Event Introduction: Creating Jobs, Creating Futures

Why entrepreneurs matter—now more than ever.
Event Introduction: Creating Jobs, Creating Futures

Entrepreneurship has never been a “cold” topic, but it certainly has heated up in the past decade, and especially during the Great Recession. With people losing jobs in established firms, many have decided to hang out their own shingle. President Obama continually holds forth on the importance of entrepreneurship and has sought to ease new businesses’ access to federal information in order to foster innovation and job creation. Then there’s all the coverage Steve Jobs’ death received, the ongoing celebrity of Facebook CEO Mark Zuckerberg, and the fact that Amazon founder Jeff Bezos still regularly makes the cover of Fortune more than a decade after his affable mug first appeared there.

The fact is, we love successful commercial upstarts. Sure, the vast majority of enterprises founded by entrepreneurs won’t achieve the size and scale of Apple or Facebook or Amazon. That’s not the point. These companies are the job creators of the future. And something else: As Jobs’ career showed, you don’t have to start a business to be an entrepreneur—you can reinvent an existing one.

There’s more to entrepreneurship than job creation, important thought that is. Cheryl Kizer, executive director of the Social Innovation Lab at Babson College in Massachusetts, one of the country’s top schools for entrepreneurs, believes that entrepreneurship represents an opportunity where “people can create their future instead of seek out jobs. So in a time where there aren’t a lot of jobs, people are starting to employ their own human energy and their own desire to make things happen.”

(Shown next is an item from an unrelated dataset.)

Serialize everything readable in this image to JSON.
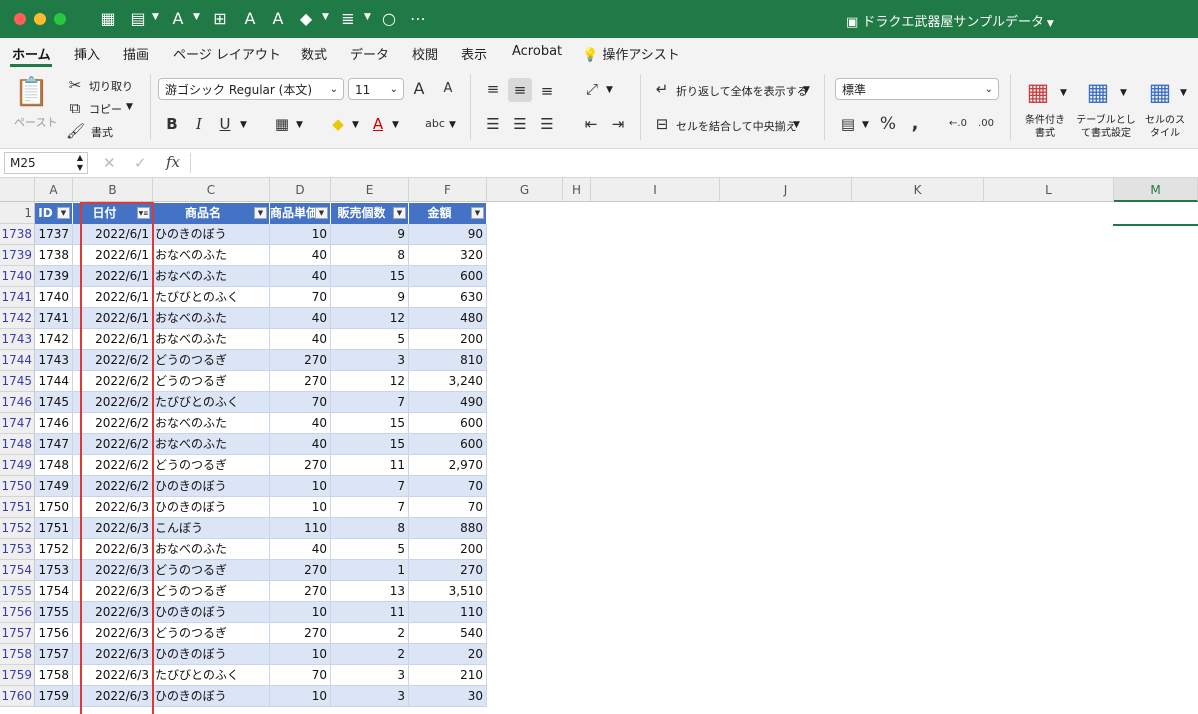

According to Kizer, “the numbers point to the fact that even in the best of situations, there will never be enough jobs in the world to employ the youth that are now inhabiting the planet. Given that, you have to look at how you’re going to create as opposed to seeking out what already exists.”

Kizer describes the entrepreneurial mindset as “cognitively ambidextrous.” To be sure, this mindset includes predictive analytics—making decisions based on what we know about the past. “But that’s not sufficient today, given that we have an unpredictable, ambiguous, unknowable world. At Babson, we talk about ‘creaction.’ That is the notion that you will take action, you will look at your means at hand, you will assess what you can afford to lose—called ‘affordable loss.’ You will engage others, and you will learn from that, and you will keep creating that process of act, learn, build.”

Entrepreneurs, at their best, innovate and invent. So how can society—the business community, education, and government—stimulate entrepreneurial endeavors? Doing away with unnecessary regulations can help, of course. Rebecca Reuber, professor of strategic management at the Rotman School of Management in Toronto, another business school known for encouraging entrepreneurship in its students, also points to the need to invest in education, particularly science, technology, and engineering. “We need to keep the educational sector vibrant,” Reuber says. She also suggests that established firms tap younger ones as vendors.

In short, if we’re going to grow as an economy and a society, we need more entrepreneurialism. If entrepreneurialism heats up, “You’re likely to see more of the creative destruction cycle accelerate,” notes Ron Wirtz, editor of the Minneapolis Federal Reserve’s Fedgazette, who’s done extensive research on the topic of entrepreneurship in the past few years. “You might actually see a lot more dynamism in the economy. If you’re getting more entrepreneurs, chances are they’re finding more market niches and competing against existing firms—and you might see existing firms with more stress as well.” So, Wirtz adds: “Be careful what you wish for.”

That’s a qualification worth noting. But the bottom line remains: More entrepreneurship is still something worth wishing for.